私は40代女性です。先日父が亡くなったのですが、遺言書はなかったので、遺産分割協議をしなければいけないようです。ただ、母は施設に入院しておりコロナ禍で面会ができません。また。頭ははっきりしていますが手が動きにくいです。また、兄は遠方に住んでいてなかなか連絡がとれにくいです。相続人は全部で5人います。できるだけ急ぎたいのですが、どういうやり方で署名捺印を集めるのがいいのでしょうか。

【回答】

弁護士に一任するのが一番ラクですしスムーズだとは思いますが、費用をかけないように自分で対応する場合について以下説明します。

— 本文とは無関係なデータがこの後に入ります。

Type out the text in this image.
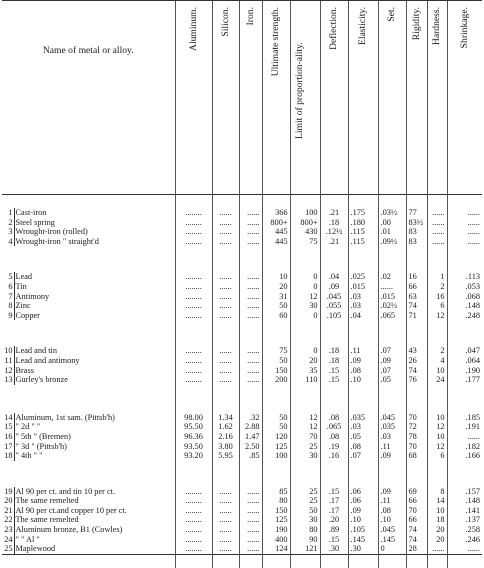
Name of metal or alloy.		Aluminum.	Silicon.	Iron.	Ultimate strength.	Limit of proportion-ality.	Deflection.	Elasticity.	Set.	Rigidity.	Hardness.	Shrinkage.

1	Cast-iron	........	......	......	366	100	.21	.175	.03½	77	......	......
2	Steel spring	........	......	......	800+	800+	.18	.180	.00	83½	......	......
3	Wrought-iron (rolled)	........	......	......	445	430	.12½	.115	.01	83	......	......
4	Wrought-iron " straight'd	........	......	......	445	75	.21	.115	.09½	83	......	......

5	Lead	........	......	......	10	0	.04	.025	.02	16	1	.113
6	Tin	........	......	......	20	0	.09	.015	......	66	2	.053
7	Antimony	........	......	......	31	12	.045	.03	.015	63	16	.068
8	Zinc	........	......	......	50	30	.055	.03	.02½	74	6	.148
9	Copper	........	......	......	60	0	.105	.04	.065	71	12	.248

10	Lead and tin	........	......	......	75	0	.18	.11	.07	43	2	.047
11	Lead and antimony	........	......	......	50	20	.18	.09	.09	26	4	.064
12	Brass	........	......	......	150	35	.15	.08	.07	74	10	.190
13	Gurley's bronze	........	......	......	200	110	.15	.10	.05	76	24	.177

14	Aluminum, 1st sam. (Pittsb'h)	98.00	1.34	.32	50	12	.08	.035	.045	70	10	.185
15	" 2d " "	95.50	1.62	2.88	50	12	.065	.03	.035	72	12	.191
16	" 5th " (Bremen)	96.36	2.16	1.47	120	70	.08	.05	.03	78	10	......
17	" 3d " (Pittsb'h)	93.50	3.80	2.50	125	25	.19	.08	.11	70	12	.182
18	" 4th " "	93.20	5.95	.85	100	30	.16	.07	.09	68	6	.166

19	Al 90 per ct. and tin 10 per ct.	........	......	......	85	25	.15	.06	.09	69	8	.157
20	The same remelted	........	......	......	80	25	.17	.06	.11	66	14	.148
21	Al 90 per ct.and copper 10 per ct.	........	......	......	150	50	.17	.09	.08	70	10	.141
22	The same remelted	........	......	......	125	30	.20	.10	.10	66	18	.137
23	Aluminum bronze, B1 (Cowles)	........	......	......	190	80	.89	.105	.045	74	20	.258
24	" " Al "	........	......	......	400	90	.15	.145	.145	74	20	.246
25	Maplewood	........	......	......	124	121	.30	.30	0	28	......	......
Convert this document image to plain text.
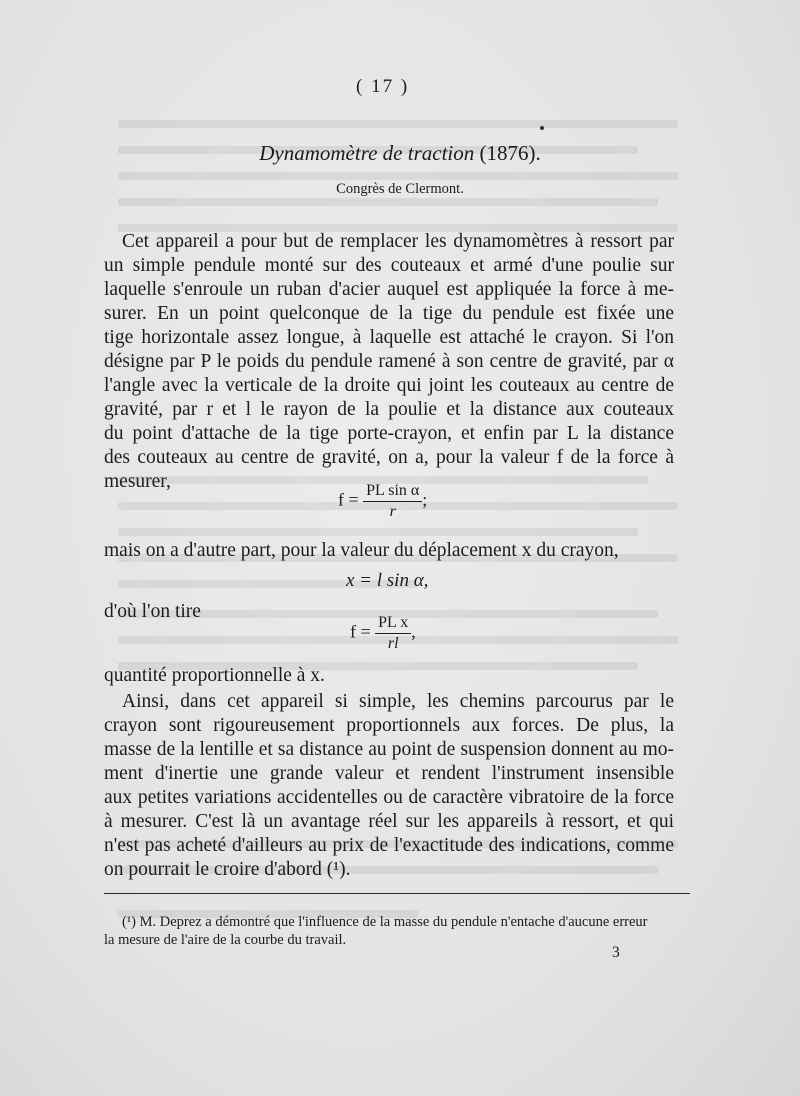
( 17 )
Dynamomètre de traction (1876).
Congrès de Clermont.
Cet appareil a pour but de remplacer les dynamomètres à ressort par
un simple pendule monté sur des couteaux et armé d'une poulie sur
laquelle s'enroule un ruban d'acier auquel est appliquée la force à me-
surer. En un point quelconque de la tige du pendule est fixée une
tige horizontale assez longue, à laquelle est attaché le crayon. Si l'on
désigne par P le poids du pendule ramené à son centre de gravité, par α
l'angle avec la verticale de la droite qui joint les couteaux au centre de
gravité, par r et l le rayon de la poulie et la distance aux couteaux
du point d'attache de la tige porte-crayon, et enfin par L la distance
des couteaux au centre de gravité, on a, pour la valeur f de la force à
mesurer,
$f = \frac{\text{PL sin α}}{r}$ ;
mais on a d'autre part, pour la valeur du déplacement x du crayon,
x = l sin α,
d'où l'on tire
$f = \frac{\text{PL x}}{rl}$ ,
quantité proportionnelle à x.
Ainsi, dans cet appareil si simple, les chemins parcourus par le
crayon sont rigoureusement proportionnels aux forces. De plus, la
masse de la lentille et sa distance au point de suspension donnent au mo-
ment d'inertie une grande valeur et rendent l'instrument insensible
aux petites variations accidentelles ou de caractère vibratoire de la force
à mesurer. C'est là un avantage réel sur les appareils à ressort, et qui
n'est pas acheté d'ailleurs au prix de l'exactitude des indications, comme
on pourrait le croire d'abord (¹).
(¹) M. Deprez a démontré que l'influence de la masse du pendule n'entache d'aucune erreur
la mesure de l'aire de la courbe du travail.
3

まず、遺産分割案を書いた書面を作成して、相続人全員に送りましょう。そして、電話でよいので異議があるかどうかを確認しましょう。異議がある人がいればどの点に異議があるのか、どういう内容だったらよいのかについて聞き取りましょう。そして相続人全員で協議内容を詰めていきましょう。全員が異議のない状態になったら、正式な遺産分割協議書を作成して全員に郵送しましょう。1枚の協議書に5人全員が連署するものを5部作成するというのが一番間違いのない形です。相続人全員が原本を保有するためです。

ただ、兄が遠方に住んでいる場合に兄の署名を待ってから行動するのは時間がもったいないようにも思いますよね。そういう場合には、遺産分割証明書というもので代用します。これは連署ではなく、5人それぞれが1人ずつ署名捺印するものです。これであれば同時並行で署名を集めることができます。全員分集めれば連署した遺産分割協議書と同じ効果を持つことになります。

最近は入院している人と面会できないことも多いですが、お母様は貴女の目の前で自署しなければいけないわけではありませんので、施設の方を介して署名捺印してもらいましょう。もちろん紛失には気をつけましょう。

お母様が手が動きにくいとのことですが、遺産分割協議書は当事者の協議の結果をまとめたものなので、遺言書のような厳しい自署性は求められていません。なので、例えば貴女が代筆するということは可能ですし、署名ではなく記名という形でも有効は有効です。ただ、相続人間の関係性によっては、後日無効を争われる可能性がないではないし、金融機関からは自署を求められる可能性もあります。ですので、できることであれば、自署がいいわけです。手が動かないという程度にもよりますが、可能な限りお母様に自署してもらうのがいいと思います。いずれにせよ、そのような状況を録画しておいたり、事情や経緯を遺産分割協議書に記入していくとなおよいでしょう。